Pavel Křížkovský
Pavel Křížkovský (born as Karel Křížkovský) (January 9, 1820 - May 8, 1885) was a Czech choral composer and conductor.
Křížkovský was born in Kreuzendorf, Opava District, Austrian Silesia. He was a chorister in a monastery in Opava when young, and studied at the Faculty of Philosophy of University of Olomouc and later in Brno. The palace, in which Křižkovský lived from 1878 to 1883, is now used as the Palacký University of Olomouc Rectory. He became an Augustinian friar in 1845, entering the St. Thomas's Abbey, and was named choirmaster there in 1848. He founded two choral societies in Brno, and gave choral and chamber music concerts there regularly.
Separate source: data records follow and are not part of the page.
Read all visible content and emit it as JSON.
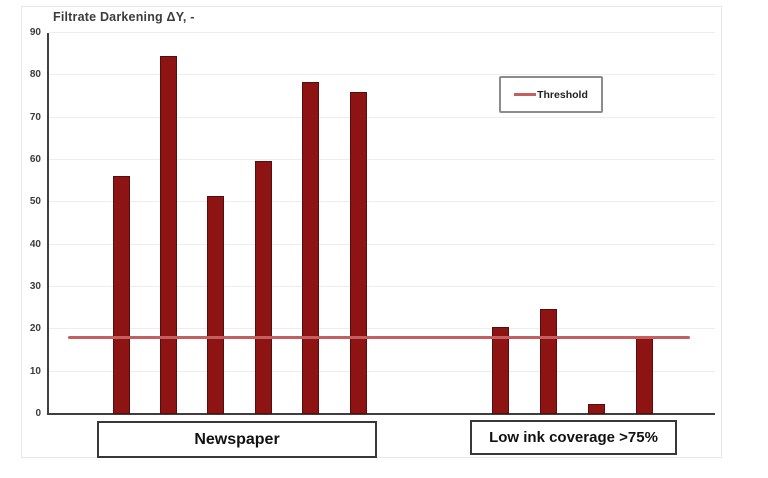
{
  "chart_data": {
    "type": "bar",
    "title": "Filtrate Darkening ΔY, -",
    "xlabel": "",
    "ylabel": "Filtrate Darkening ΔY, -",
    "ylim": [
      0,
      90
    ],
    "ytick_step": 10,
    "yticks": [
      0,
      10,
      20,
      30,
      40,
      50,
      60,
      70,
      80,
      90
    ],
    "grid": true,
    "bar_color": "#8E1313",
    "bar_border_color": "#570D0D",
    "groups": [
      {
        "label": "Newspaper",
        "values": [
          56.3,
          84.5,
          51.5,
          59.7,
          78.5,
          76.0
        ]
      },
      {
        "label": "Low ink coverage >75%",
        "values": [
          20.5,
          24.7,
          2.3,
          18.5
        ]
      }
    ],
    "threshold": {
      "label": "Threshold",
      "value": 18,
      "color": "#C55F5F"
    },
    "legend": {
      "position": "upper-right",
      "entries": [
        {
          "label": "Threshold",
          "marker": "line",
          "color": "#C55F5F"
        }
      ]
    }
  }
}
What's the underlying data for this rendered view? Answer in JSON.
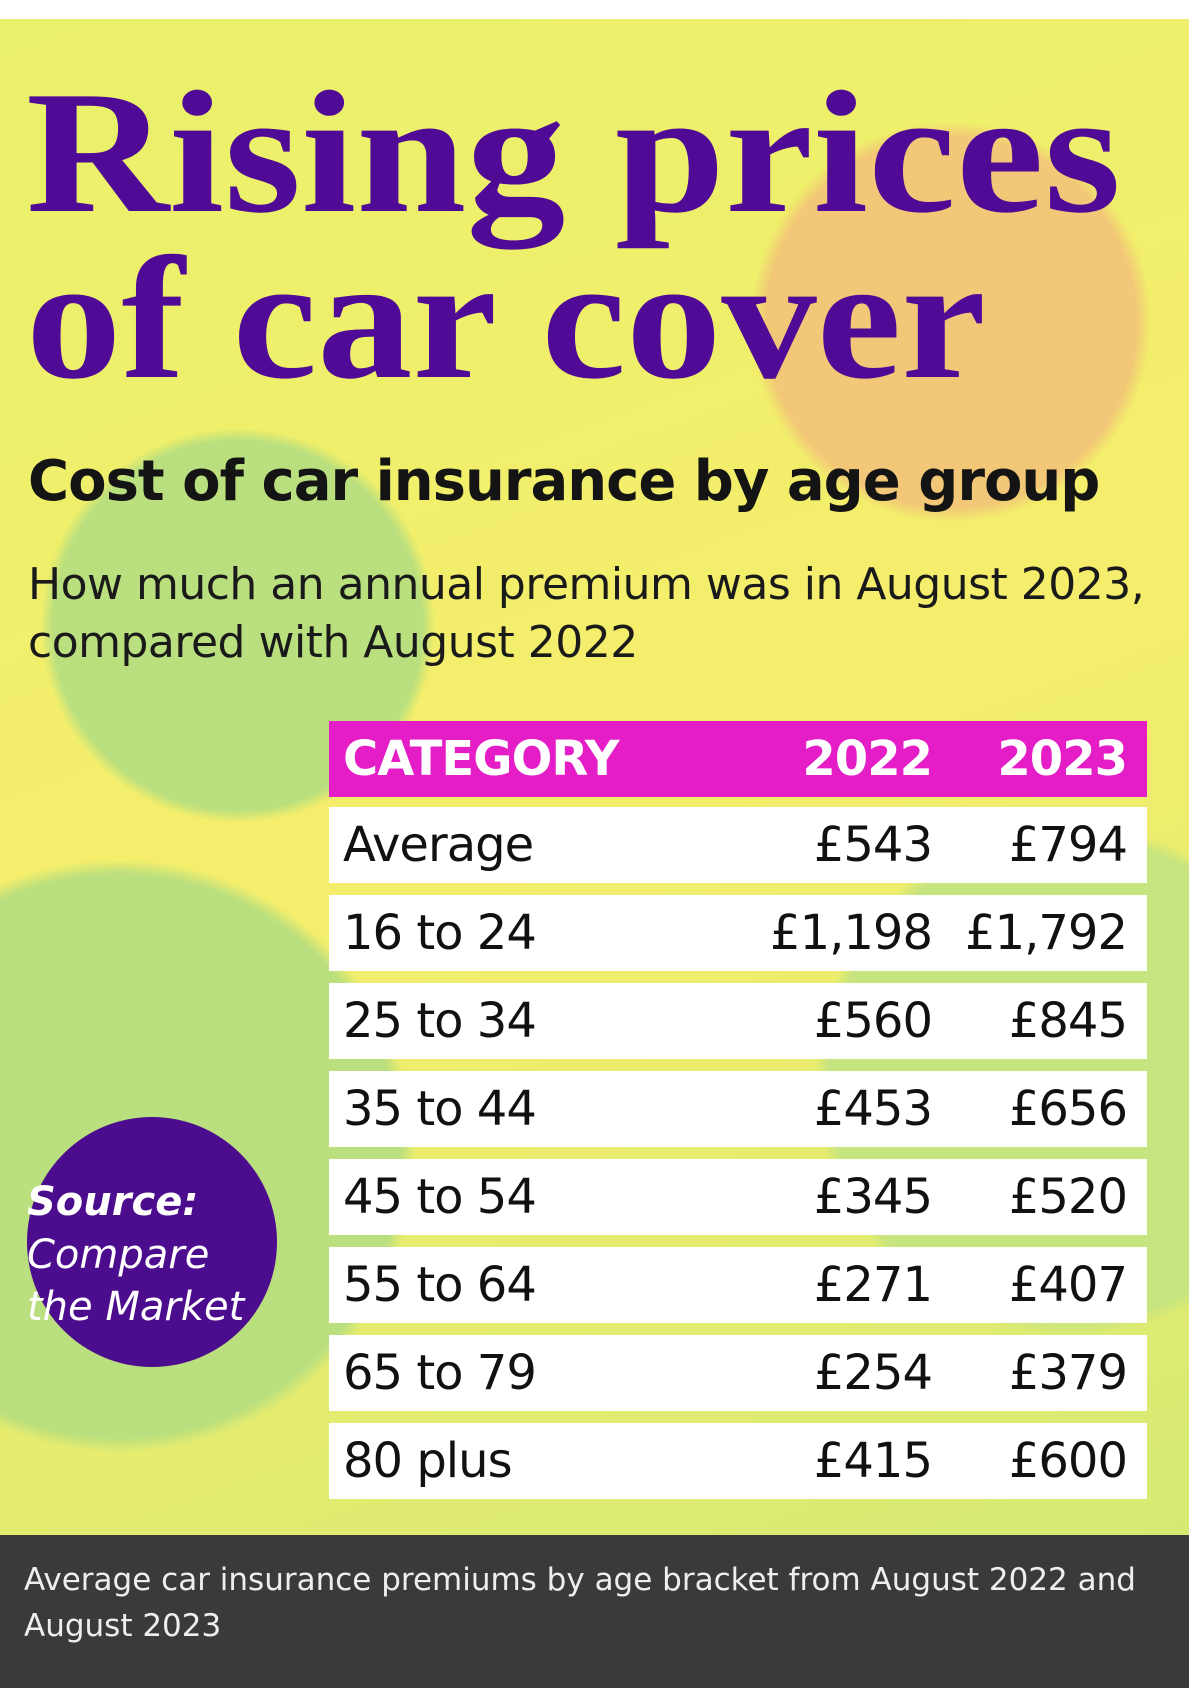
{
  "header": {
    "title_lines": [
      "Rising prices",
      "of car cover"
    ],
    "subtitle": "Cost of car insurance by age group",
    "description": "How much an annual premium was in August 2023, compared with August 2022"
  },
  "table": {
    "columns": [
      "CATEGORY",
      "2022",
      "2023"
    ],
    "rows": [
      [
        "Average",
        "£543",
        "£794"
      ],
      [
        "16 to 24",
        "£1,198",
        "£1,792"
      ],
      [
        "25 to 34",
        "£560",
        "£845"
      ],
      [
        "35 to 44",
        "£453",
        "£656"
      ],
      [
        "45 to 54",
        "£345",
        "£520"
      ],
      [
        "55 to 64",
        "£271",
        "£407"
      ],
      [
        "65 to 79",
        "£254",
        "£379"
      ],
      [
        "80 plus",
        "£415",
        "£600"
      ]
    ]
  },
  "source": {
    "label": "Source:",
    "name": "Compare the Market"
  },
  "caption": "Average car insurance premiums by age bracket from August 2022 and August 2023"
}
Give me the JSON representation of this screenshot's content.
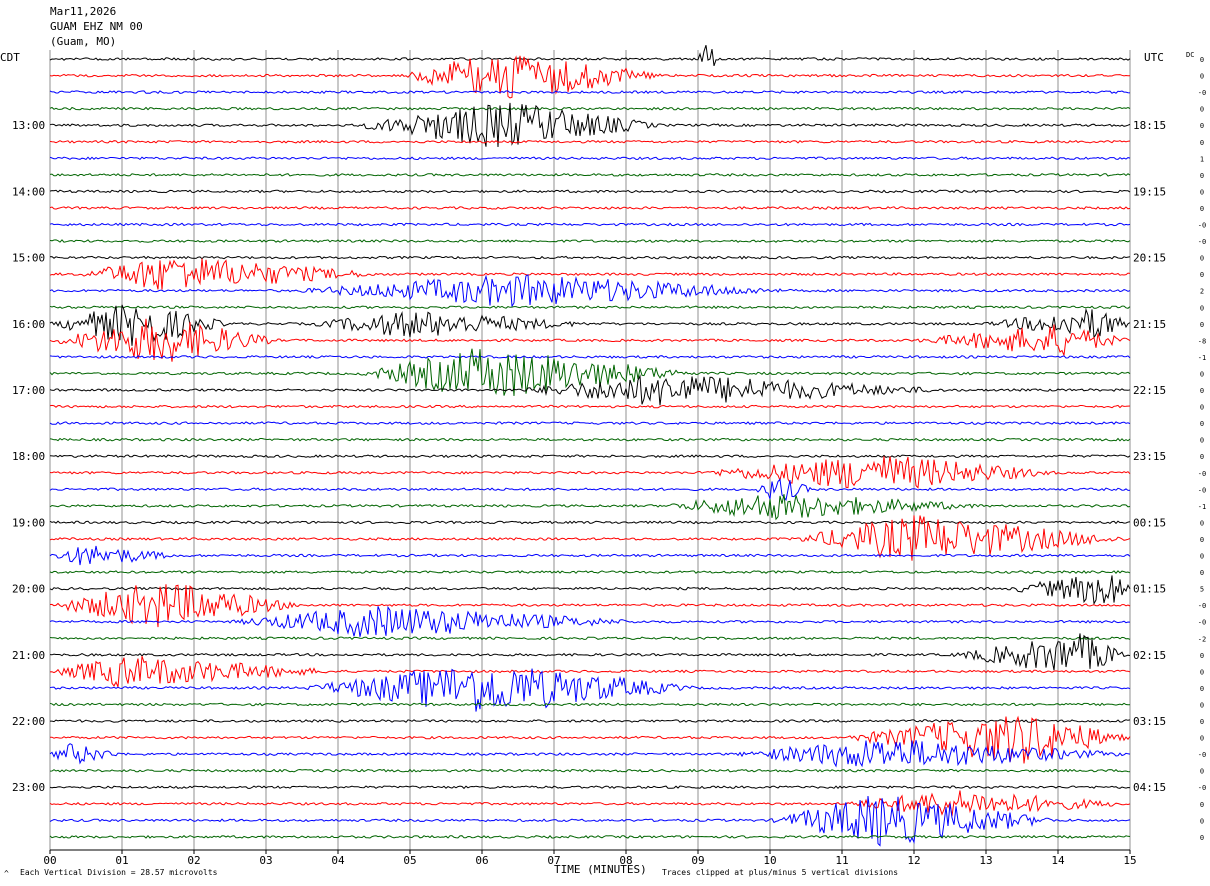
{
  "header": {
    "date": "Mar11,2026",
    "station": "GUAM EHZ NM 00",
    "location": "(Guam, MO)"
  },
  "left_axis_title": "CDT",
  "right_axis_title": "UTC",
  "dc_label": "DC",
  "footer": {
    "scale_note": "Each Vertical Division =   28.57 microvolts",
    "clip_note": "Traces clipped at plus/minus 5 vertical divisions",
    "corner_mark": "^"
  },
  "chart_data": {
    "type": "line",
    "title": "",
    "xlabel": "TIME (MINUTES)",
    "ylabel": "",
    "xlim": [
      0,
      15
    ],
    "x_ticks": [
      "00",
      "01",
      "02",
      "03",
      "04",
      "05",
      "06",
      "07",
      "08",
      "09",
      "10",
      "11",
      "12",
      "13",
      "14",
      "15"
    ],
    "trace_count": 48,
    "trace_colors": [
      "#000000",
      "#ff0000",
      "#0000ff",
      "#006400"
    ],
    "left_hour_labels": [
      {
        "trace": 4,
        "label": "13:00"
      },
      {
        "trace": 8,
        "label": "14:00"
      },
      {
        "trace": 12,
        "label": "15:00"
      },
      {
        "trace": 16,
        "label": "16:00"
      },
      {
        "trace": 20,
        "label": "17:00"
      },
      {
        "trace": 24,
        "label": "18:00"
      },
      {
        "trace": 28,
        "label": "19:00"
      },
      {
        "trace": 32,
        "label": "20:00"
      },
      {
        "trace": 36,
        "label": "21:00"
      },
      {
        "trace": 40,
        "label": "22:00"
      },
      {
        "trace": 44,
        "label": "23:00"
      }
    ],
    "right_hour_labels": [
      {
        "trace": 4,
        "label": "18:15"
      },
      {
        "trace": 8,
        "label": "19:15"
      },
      {
        "trace": 12,
        "label": "20:15"
      },
      {
        "trace": 16,
        "label": "21:15"
      },
      {
        "trace": 20,
        "label": "22:15"
      },
      {
        "trace": 24,
        "label": "23:15"
      },
      {
        "trace": 28,
        "label": "00:15"
      },
      {
        "trace": 32,
        "label": "01:15"
      },
      {
        "trace": 36,
        "label": "02:15"
      },
      {
        "trace": 40,
        "label": "03:15"
      },
      {
        "trace": 44,
        "label": "04:15"
      }
    ],
    "dc_offsets": [
      "0",
      "0",
      "-0",
      "0",
      "0",
      "0",
      "1",
      "0",
      "0",
      "0",
      "-0",
      "-0",
      "0",
      "0",
      "2",
      "0",
      "0",
      "-8",
      "-1",
      "0",
      "0",
      "0",
      "0",
      "0",
      "0",
      "-0",
      "-0",
      "-1",
      "0",
      "0",
      "0",
      "0",
      "5",
      "-0",
      "-0",
      "-2",
      "0",
      "0",
      "0",
      "0",
      "0",
      "0",
      "-0",
      "0",
      "-0",
      "0",
      "0",
      "0"
    ],
    "events": [
      {
        "trace": 1,
        "x_start": 4.9,
        "x_peak": 6.3,
        "x_end": 8.5,
        "amplitude": 1.0
      },
      {
        "trace": 4,
        "x_start": 4.2,
        "x_peak": 6.3,
        "x_end": 8.5,
        "amplitude": 0.9
      },
      {
        "trace": 0,
        "x_start": 9.0,
        "x_peak": 9.1,
        "x_end": 9.3,
        "amplitude": 0.8
      },
      {
        "trace": 13,
        "x_start": 0.4,
        "x_peak": 1.6,
        "x_end": 4.6,
        "amplitude": 0.7
      },
      {
        "trace": 14,
        "x_start": 3.4,
        "x_peak": 6.5,
        "x_end": 10.3,
        "amplitude": 0.6
      },
      {
        "trace": 16,
        "x_start": 0.0,
        "x_peak": 1.2,
        "x_end": 2.5,
        "amplitude": 0.85
      },
      {
        "trace": 17,
        "x_start": 0.0,
        "x_peak": 1.5,
        "x_end": 3.2,
        "amplitude": 0.9
      },
      {
        "trace": 16,
        "x_start": 3.6,
        "x_peak": 5.0,
        "x_end": 7.5,
        "amplitude": 0.5
      },
      {
        "trace": 16,
        "x_start": 13.0,
        "x_peak": 14.6,
        "x_end": 15.0,
        "amplitude": 0.6
      },
      {
        "trace": 17,
        "x_start": 12.0,
        "x_peak": 14.0,
        "x_end": 15.0,
        "amplitude": 0.6
      },
      {
        "trace": 19,
        "x_start": 4.3,
        "x_peak": 6.0,
        "x_end": 9.0,
        "amplitude": 1.0
      },
      {
        "trace": 20,
        "x_start": 6.5,
        "x_peak": 8.5,
        "x_end": 12.5,
        "amplitude": 0.6
      },
      {
        "trace": 25,
        "x_start": 9.0,
        "x_peak": 11.5,
        "x_end": 14.0,
        "amplitude": 0.7
      },
      {
        "trace": 26,
        "x_start": 9.8,
        "x_peak": 10.1,
        "x_end": 10.6,
        "amplitude": 0.5
      },
      {
        "trace": 27,
        "x_start": 8.5,
        "x_peak": 10.0,
        "x_end": 13.0,
        "amplitude": 0.5
      },
      {
        "trace": 29,
        "x_start": 10.3,
        "x_peak": 12.0,
        "x_end": 15.0,
        "amplitude": 0.9
      },
      {
        "trace": 30,
        "x_start": 0.0,
        "x_peak": 0.5,
        "x_end": 1.8,
        "amplitude": 0.4
      },
      {
        "trace": 33,
        "x_start": 0.0,
        "x_peak": 1.5,
        "x_end": 3.5,
        "amplitude": 0.9
      },
      {
        "trace": 32,
        "x_start": 13.3,
        "x_peak": 14.8,
        "x_end": 15.0,
        "amplitude": 0.7
      },
      {
        "trace": 34,
        "x_start": 2.5,
        "x_peak": 4.5,
        "x_end": 8.2,
        "amplitude": 0.6
      },
      {
        "trace": 36,
        "x_start": 12.5,
        "x_peak": 14.3,
        "x_end": 15.0,
        "amplitude": 0.8
      },
      {
        "trace": 37,
        "x_start": 0.0,
        "x_peak": 1.0,
        "x_end": 4.0,
        "amplitude": 0.6
      },
      {
        "trace": 38,
        "x_start": 3.5,
        "x_peak": 6.0,
        "x_end": 9.0,
        "amplitude": 1.0
      },
      {
        "trace": 41,
        "x_start": 11.0,
        "x_peak": 13.5,
        "x_end": 15.0,
        "amplitude": 1.0
      },
      {
        "trace": 42,
        "x_start": 0.0,
        "x_peak": 0.3,
        "x_end": 1.0,
        "amplitude": 0.4
      },
      {
        "trace": 42,
        "x_start": 9.5,
        "x_peak": 11.5,
        "x_end": 15.0,
        "amplitude": 0.6
      },
      {
        "trace": 45,
        "x_start": 11.0,
        "x_peak": 12.5,
        "x_end": 15.0,
        "amplitude": 0.5
      },
      {
        "trace": 46,
        "x_start": 10.0,
        "x_peak": 11.5,
        "x_end": 14.0,
        "amplitude": 1.0
      }
    ]
  }
}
Among his choral students was Leoš Janáček. Křížkovský was a dedicated Slavic culturalist, and often gave performances of lesser-known Moravian and Czech composers before withdrawing from secular musicianship in the 1870s as a result of the Cecilian movement. Following this he became choir director at a cathedral in Olomouc, and retired in 1877. He died in Brno.
Most of Křížkovský's compositional output consists of choral settings of folk songs and sacred vocal music. His best known work is the cantata Sts. Cyril and Methodius.